The algorithm is a near linear time algorithm capable of discovering communities in large graphs. It is described in detail in the following paper:

  • Raghavan, U. N., Albert, R., and Kumara, S. (2007). Near linear time algorithm to detect community structures in large-scale networks. Physical review E, 76(3), 036106.

As the paper title suggests the running time is close to linear. The algorithm runs in iterations, each of which runs in \(\mathcal{O}(n + m)\) where \(n\) is the number of vertices and \(m\) is the number of edges. The authors found experimentally that in most cases, 95% of the nodes or more are classified correctly by the end of iteration five. See the paper for more details.

The algorithm is randomized, meaning that two runs on the same graph may return different results. If the user requires deterministic behavior, a random generator seed can be provided as a parameter.

Parameters
  • graph – the graph.
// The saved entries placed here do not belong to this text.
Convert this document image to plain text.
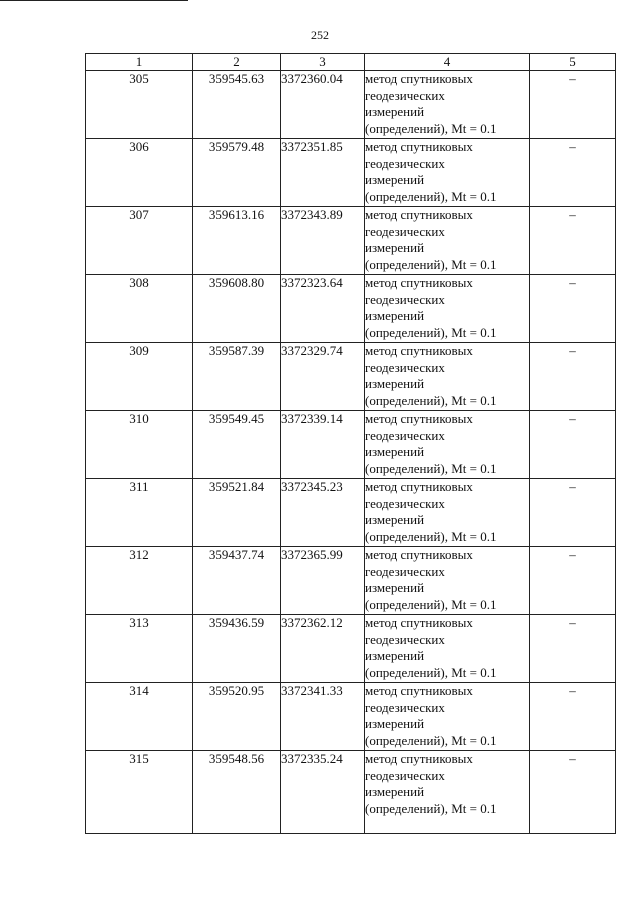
252
1	2	3	4	5
305	359545.63	3372360.04	метод спутниковых
геодезических
измерений
(определений), Mt = 0.1	–
306	359579.48	3372351.85	метод спутниковых
геодезических
измерений
(определений), Mt = 0.1	–
307	359613.16	3372343.89	метод спутниковых
геодезических
измерений
(определений), Mt = 0.1	–
308	359608.80	3372323.64	метод спутниковых
геодезических
измерений
(определений), Mt = 0.1	–
309	359587.39	3372329.74	метод спутниковых
геодезических
измерений
(определений), Mt = 0.1	–
310	359549.45	3372339.14	метод спутниковых
геодезических
измерений
(определений), Mt = 0.1	–
311	359521.84	3372345.23	метод спутниковых
геодезических
измерений
(определений), Mt = 0.1	–
312	359437.74	3372365.99	метод спутниковых
геодезических
измерений
(определений), Mt = 0.1	–
313	359436.59	3372362.12	метод спутниковых
геодезических
измерений
(определений), Mt = 0.1	–
314	359520.95	3372341.33	метод спутниковых
геодезических
измерений
(определений), Mt = 0.1	–
315	359548.56	3372335.24	метод спутниковых
геодезических
измерений
(определений), Mt = 0.1	–
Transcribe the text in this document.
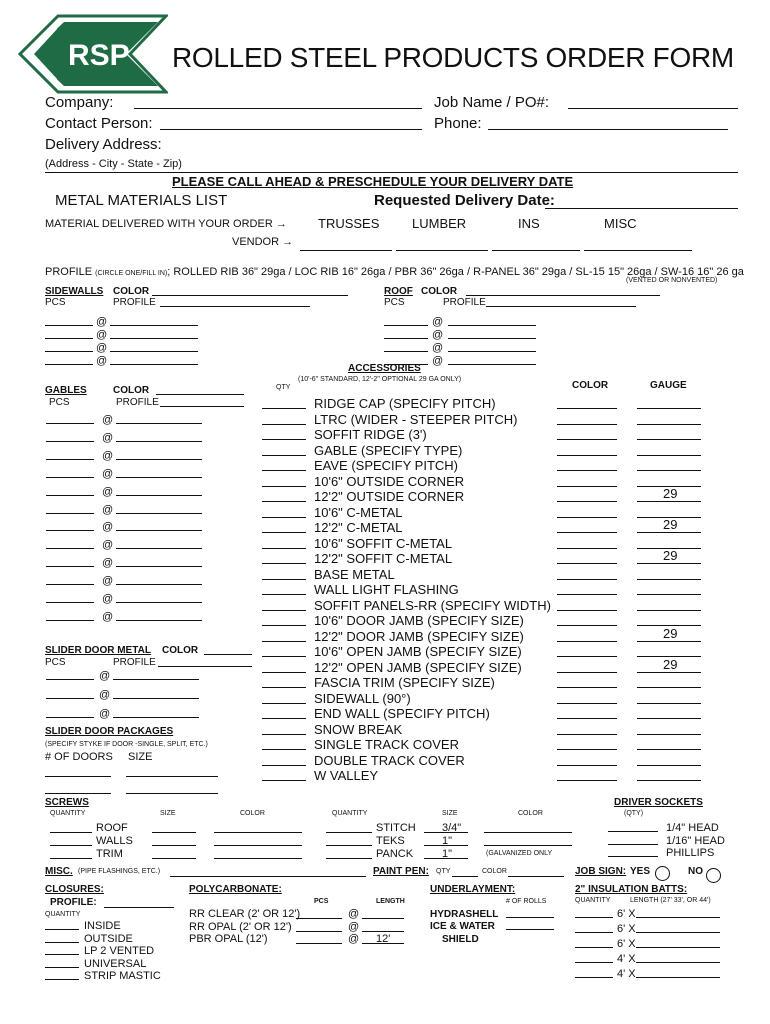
RSP ROLLED STEEL PRODUCTS ORDER FORM
Company:	Job Name / PO#:
Contact Person:	Phone:
Delivery Address:
(Address - City - State - Zip)
PLEASE CALL AHEAD & PRESCHEDULE YOUR DELIVERY DATE
METAL MATERIALS LIST	Requested Delivery Date:
MATERIAL DELIVERED WITH YOUR ORDER → TRUSSES	LUMBER	INS	MISC
VENDOR →
PROFILE (CIRCLE ONE/FILL IN); ROLLED RIB 36" 29ga / LOC RIB 16" 26ga / PBR 36" 26ga / R-PANEL 36" 29ga / SL-15 15" 26ga / SW-16 16" 26 ga
(VENTED OR NONVENTED)
SIDEWALLS COLOR
PCS	PROFILE
ROOF COLOR
PCS	PROFILE
ACCESSORIES
(10'-6" STANDARD, 12'-2" OPTIONAL 29 GA ONLY)
QTY	COLOR	GAUGE
GABLES	COLOR
PCS	PROFILE
SLIDER DOOR METAL COLOR
PCS	PROFILE
SLIDER DOOR PACKAGES
(SPECIFY STYKE IF DOOR -SINGLE, SPLIT, ETC.)
# OF DOORS SIZE
SCREWS
QUANTITY	SIZE	COLOR	QUANTITY	SIZE	COLOR
(GALVANIZED ONLY
DRIVER SOCKETS
(QTY)
MISC. (PIPE FLASHINGS, ETC.)	PAINT PEN: QTY	COLOR	JOB SIGN: YES	NO
CLOSURES:
PROFILE:
QUANTITY
POLYCARBONATE:
PCS	LENGTH
UNDERLAYMENT:
# OF ROLLS
HYDRASHELL
ICE & WATER
SHIELD
2" INSULATION BATTS:
QUANTITY	LENGTH (27' 33', OR 44')
@	@
@	@
@	@
@	@
@
@
@
@
@
@
@
@
@
@
@
@
@
@
@
RIDGE CAP (SPECIFY PITCH)
LTRC (WIDER - STEEPER PITCH)
SOFFIT RIDGE (3')
GABLE (SPECIFY TYPE)
EAVE (SPECIFY PITCH)
10'6" OUTSIDE CORNER
12'2" OUTSIDE CORNER	29
10'6" C-METAL
12'2" C-METAL	29
10'6" SOFFIT C-METAL
12'2" SOFFIT C-METAL	29
BASE METAL
WALL LIGHT FLASHING
SOFFIT PANELS-RR (SPECIFY WIDTH)
10'6" DOOR JAMB (SPECIFY SIZE)
12'2" DOOR JAMB (SPECIFY SIZE)	29
10'6" OPEN JAMB (SPECIFY SIZE)
12'2" OPEN JAMB (SPECIFY SIZE)	29
FASCIA TRIM (SPECIFY SIZE)
SIDEWALL (90°)
END WALL (SPECIFY PITCH)
SNOW BREAK
SINGLE TRACK COVER
DOUBLE TRACK COVER
W VALLEY
ROOF
WALLS
TRIM
STITCH 3/4"
TEKS	1"
PANCK	1"
1/4" HEAD
1/16" HEAD
PHILLIPS
INSIDE
OUTSIDE
LP 2 VENTED
UNIVERSAL
STRIP MASTIC
RR CLEAR (2' OR 12')	@
RR OPAL (2' OR 12')	@
PBR OPAL (12')	@ 12'
6' X
6' X
6' X
4' X
4' X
Needs to be undirected

  • max_iterations – maximum number of iterations (None means no limit)

  • seed – seed for the random number generator, if None then the system time is used

Returns

a clustering as an instance of Clustering

Types

Vertex clusterings are represented using instances of the following class.

class jgrapht.types.Clustering[source]

A vertex clustering.

abstract ith_cluster(i)[source]

Set of vertices comprising the i-th cluster.

abstract number_of_clusters()[source]

Number of clusters.